The more we drive, the paler Marley looks. The more she pants, the more she seems to slump in her seat.
“You okay? We’re almost there…”
She nods, and I clench the wheel, pressing the pedal harder. I look at my phone GPS.
“Three more miles, baby…”
“Gabe—I don’t know if I can wait!”
“What?”
She sucks a huge breath in and holds it; then she blows it out. “I don’t know if little bean can wait!”
“Oh fuck, you have to!”
“Be calm, Gabe! You have to be calm!”
“It’s okay,” I hear myself say. “Everything’s okay. I’m going faster…”
“Don’t wreck,” she cries.
“Almost there. We’re almost there!” I can see the fucking hospital from here, its bright blue letters winking through the trees. “You keep her or him where they should stay, okay? No bean in the car.”
She manages to laugh, and then a moan rips from her throat. I turn into the parking lot on two wheels, right as Marley screams—and as I come to a rough stop under the ER awning, she screams again.
“Fuck.” I jump out of the car and shout for help, and somehow, there are people—two women in scrubs—and Marley’s being helped out of the car, onto a stretcher. I’m running behind it, down an empty corridor, when suddenly I hear a cry, and everybody stops.
And then there’s just a baby… One of the women holds up a mewling, fat, pink baby.
“Oh God,” Marley sobs. The baby wails, and I hear myself say, “It’s a boy.”
Oh my God. Our little bean is a boy, and holy fuck, he’s really wailing now. Someone thrusts him toward Marley.
“C’mon, daddy, walk beside her,” one of the nurses says. “Just like that…yeah, help her hold him. Holley, you do your thing and I’ll pull the bed from down here…”
Fucking hell, we have a baby.
“Black hair,” I hear Mar say weakly.
Then we’re in the ER hub, and everyone is everywhere.

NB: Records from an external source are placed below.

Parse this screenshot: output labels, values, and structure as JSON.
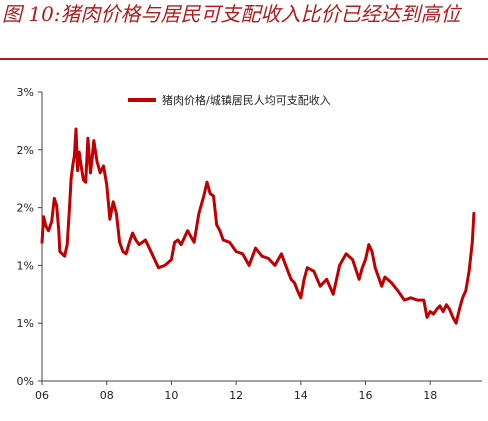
{
  "title": "图 10:猪肉价格与居民可支配收入比价已经达到高位",
  "chart_data": {
    "type": "line",
    "xlabel": "",
    "ylabel": "",
    "x_ticks": [
      "06",
      "08",
      "10",
      "12",
      "14",
      "16",
      "18"
    ],
    "y_ticks": [
      "0%",
      "1%",
      "1%",
      "2%",
      "2%",
      "3%"
    ],
    "y_tick_values": [
      0,
      0.5,
      1.0,
      1.5,
      2.0,
      2.5
    ],
    "xlim": [
      2006,
      2019.6
    ],
    "ylim": [
      0,
      2.5
    ],
    "legend": {
      "position": "top-right",
      "label": "猪肉价格/城镇居民人均可支配收入"
    },
    "series": [
      {
        "name": "猪肉价格/城镇居民人均可支配收入",
        "color": "#c00000",
        "x": [
          2006.0,
          2006.05,
          2006.12,
          2006.2,
          2006.3,
          2006.38,
          2006.45,
          2006.52,
          2006.55,
          2006.62,
          2006.7,
          2006.78,
          2006.85,
          2006.9,
          2006.95,
          2007.0,
          2007.05,
          2007.1,
          2007.15,
          2007.2,
          2007.28,
          2007.35,
          2007.42,
          2007.5,
          2007.55,
          2007.6,
          2007.7,
          2007.8,
          2007.9,
          2008.0,
          2008.1,
          2008.2,
          2008.3,
          2008.4,
          2008.5,
          2008.6,
          2008.7,
          2008.8,
          2008.9,
          2009.0,
          2009.2,
          2009.4,
          2009.6,
          2009.8,
          2010.0,
          2010.1,
          2010.2,
          2010.3,
          2010.5,
          2010.7,
          2010.85,
          2011.0,
          2011.1,
          2011.2,
          2011.3,
          2011.4,
          2011.5,
          2011.6,
          2011.8,
          2012.0,
          2012.2,
          2012.4,
          2012.6,
          2012.8,
          2013.0,
          2013.2,
          2013.4,
          2013.6,
          2013.7,
          2013.8,
          2013.9,
          2014.0,
          2014.1,
          2014.2,
          2014.4,
          2014.6,
          2014.8,
          2015.0,
          2015.2,
          2015.4,
          2015.6,
          2015.8,
          2015.9,
          2016.0,
          2016.1,
          2016.2,
          2016.3,
          2016.4,
          2016.5,
          2016.6,
          2016.8,
          2017.0,
          2017.2,
          2017.4,
          2017.6,
          2017.8,
          2017.9,
          2018.0,
          2018.1,
          2018.2,
          2018.3,
          2018.4,
          2018.5,
          2018.6,
          2018.7,
          2018.8,
          2018.9,
          2019.0,
          2019.1,
          2019.2,
          2019.3,
          2019.35
        ],
        "values": [
          1.2,
          1.42,
          1.34,
          1.3,
          1.38,
          1.58,
          1.52,
          1.3,
          1.12,
          1.1,
          1.08,
          1.18,
          1.5,
          1.75,
          1.86,
          1.95,
          2.18,
          1.82,
          1.98,
          1.88,
          1.74,
          1.72,
          2.1,
          1.8,
          1.92,
          2.08,
          1.9,
          1.8,
          1.86,
          1.7,
          1.4,
          1.55,
          1.45,
          1.2,
          1.12,
          1.1,
          1.2,
          1.28,
          1.22,
          1.18,
          1.22,
          1.1,
          0.98,
          1.0,
          1.05,
          1.2,
          1.22,
          1.18,
          1.3,
          1.2,
          1.45,
          1.6,
          1.72,
          1.62,
          1.6,
          1.35,
          1.3,
          1.22,
          1.2,
          1.12,
          1.1,
          1.0,
          1.15,
          1.08,
          1.06,
          1.0,
          1.1,
          0.95,
          0.88,
          0.85,
          0.78,
          0.72,
          0.88,
          0.98,
          0.95,
          0.82,
          0.88,
          0.75,
          1.0,
          1.1,
          1.05,
          0.88,
          0.98,
          1.05,
          1.18,
          1.12,
          0.98,
          0.9,
          0.82,
          0.9,
          0.85,
          0.78,
          0.7,
          0.72,
          0.7,
          0.7,
          0.55,
          0.6,
          0.58,
          0.62,
          0.65,
          0.6,
          0.66,
          0.62,
          0.55,
          0.5,
          0.62,
          0.72,
          0.78,
          0.95,
          1.2,
          1.45
        ]
      }
    ]
  }
}
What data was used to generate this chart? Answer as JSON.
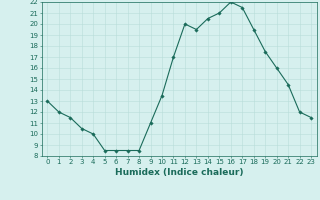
{
  "xlabel": "Humidex (Indice chaleur)",
  "x_values": [
    0,
    1,
    2,
    3,
    4,
    5,
    6,
    7,
    8,
    9,
    10,
    11,
    12,
    13,
    14,
    15,
    16,
    17,
    18,
    19,
    20,
    21,
    22,
    23
  ],
  "y_values": [
    13,
    12,
    11.5,
    10.5,
    10,
    8.5,
    8.5,
    8.5,
    8.5,
    11,
    13.5,
    17,
    20,
    19.5,
    20.5,
    21,
    22,
    21.5,
    19.5,
    17.5,
    16,
    14.5,
    12,
    11.5
  ],
  "ylim": [
    8,
    22
  ],
  "xlim": [
    -0.5,
    23.5
  ],
  "yticks": [
    8,
    9,
    10,
    11,
    12,
    13,
    14,
    15,
    16,
    17,
    18,
    19,
    20,
    21,
    22
  ],
  "xticks": [
    0,
    1,
    2,
    3,
    4,
    5,
    6,
    7,
    8,
    9,
    10,
    11,
    12,
    13,
    14,
    15,
    16,
    17,
    18,
    19,
    20,
    21,
    22,
    23
  ],
  "line_color": "#1a6b5a",
  "marker": "D",
  "marker_size": 1.8,
  "bg_color": "#d6f0ee",
  "grid_color": "#b8ddd9",
  "tick_fontsize": 5.0,
  "xlabel_fontsize": 6.5,
  "tick_color": "#1a6b5a",
  "spine_color": "#1a6b5a"
}
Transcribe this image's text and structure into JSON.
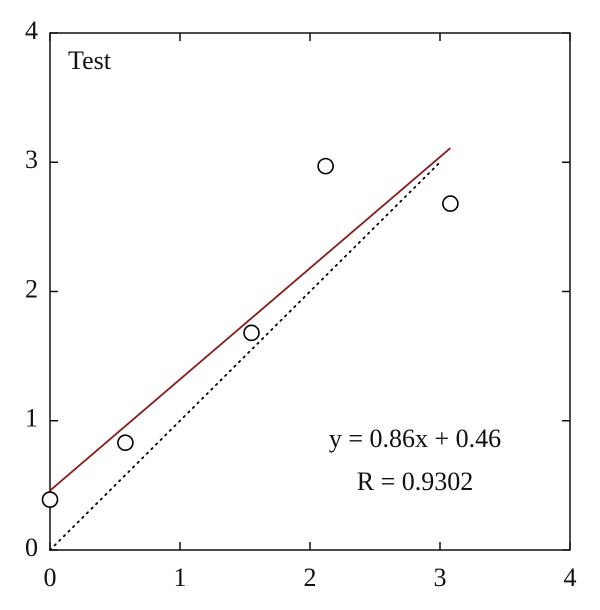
{
  "chart_data": {
    "type": "scatter",
    "label": "Test",
    "annotations": [
      "y = 0.86x + 0.46",
      "R = 0.9302"
    ],
    "x": [
      0,
      0.58,
      1.55,
      2.12,
      3.08
    ],
    "series": [
      {
        "color": "#000000",
        "values": [
          0.39,
          0.83,
          1.68,
          2.97,
          2.68
        ]
      }
    ],
    "fit_line": {
      "color": "#8b1a1a",
      "x": [
        0,
        3.08
      ],
      "y": [
        0.46,
        3.11
      ]
    },
    "identity_line": {
      "color": "#000000",
      "style": "dotted",
      "x": [
        0,
        3
      ],
      "y": [
        0,
        3
      ]
    },
    "xlim": [
      0,
      4
    ],
    "ylim": [
      0,
      4
    ],
    "xticks": [
      0,
      1,
      2,
      3,
      4
    ],
    "yticks": [
      0,
      1,
      2,
      3,
      4
    ],
    "grid": false
  }
}
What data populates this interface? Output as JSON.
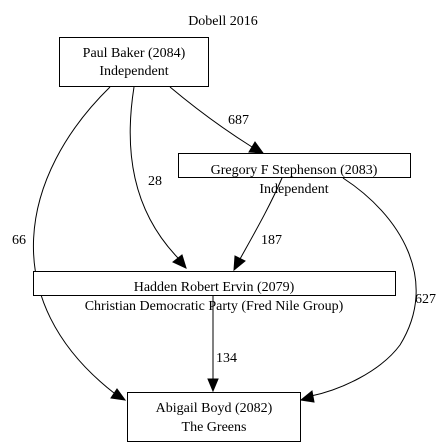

“Mama had her baby in the hall,” one of the EMTs says, as we’re steered into a smaller room.
“Wish it was that easy for everybody,” says the one who’s helping us hold baby.
“Well, now, I’d say it’s a full moon, but I think it’s not,” says a blonde in a white coat, as she strolls in. “How’re you feeling, Mama?”
“I don’t know.” Marley starts crying.
“You’re some kind of champion,” the doctor says, and I agree: “She is.”
The one named Holley laughs. “Baby’s rooting right off.”